D’autres améliorations en matière d’intégrité et de sécurité sont envisagées dans le cadre de la stratégie de modernisation des passeports.

Processus de contrôle frontalier

Au cours des dernières années, les services frontaliers du Canada ont apporté d’importantes améliorations, particulièrement en ce qui concerne l’identification et la détention des personnes visées par des mandats actifs.

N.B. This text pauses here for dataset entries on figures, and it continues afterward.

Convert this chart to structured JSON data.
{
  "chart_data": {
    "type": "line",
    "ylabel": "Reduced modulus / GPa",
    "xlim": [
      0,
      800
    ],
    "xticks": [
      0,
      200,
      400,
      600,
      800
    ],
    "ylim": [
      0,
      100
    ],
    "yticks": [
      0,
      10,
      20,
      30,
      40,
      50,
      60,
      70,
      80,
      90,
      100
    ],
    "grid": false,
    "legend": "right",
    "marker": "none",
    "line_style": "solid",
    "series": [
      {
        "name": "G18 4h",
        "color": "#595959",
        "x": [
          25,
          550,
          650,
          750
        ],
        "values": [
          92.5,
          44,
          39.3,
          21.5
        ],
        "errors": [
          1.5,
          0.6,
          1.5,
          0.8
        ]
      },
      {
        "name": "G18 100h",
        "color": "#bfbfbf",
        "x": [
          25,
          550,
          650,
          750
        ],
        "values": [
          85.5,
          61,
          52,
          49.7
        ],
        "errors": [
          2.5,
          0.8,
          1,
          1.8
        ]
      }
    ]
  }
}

Voici quelques-uns des principaux aspects qui ont été améliorés :

  • Des systèmes ont été mis en place aux premières lignes d’inspection des points d’entrée automatisés (la presque totalité) afin de générer automatiquement les avis de surveillance de l’Agence des services frontaliers du Canada.
  • Les agents des Services frontaliers doivent enregistrer les pièces d’identité de tous les voyageurs à leur entrée au pays.
  • Les agents des Services frontaliers, qui travaillent à la deuxième inspection des points d’entrée automatisés, ont accès au CIPC.
  • Les agents des Services frontaliers sont autorisés à arrêter et à détenir les personnes visées par des mandats non exécutés pour des infractions aux lois fédérales.
  • L’Agence des services frontaliers du Canada reçoit maintenant des renseignements sur les passagers avant leur arrivée par transport aérien.
  • Des mesures ont été prises, depuis l’examen complet des procédures en 2012, en vue d’améliorer la production de rapports, la surveillance, le suivi et l’imputabilité du processus relatif aux avis de surveillance de l’Agence des services frontaliers du Canada.
  • D’ici la fin de 2014, tous les voyageurs à l’arrivée, y compris les citoyens canadiens, feront l’objet d’une vérification à partir des listes de mandats nationaux et internationaux.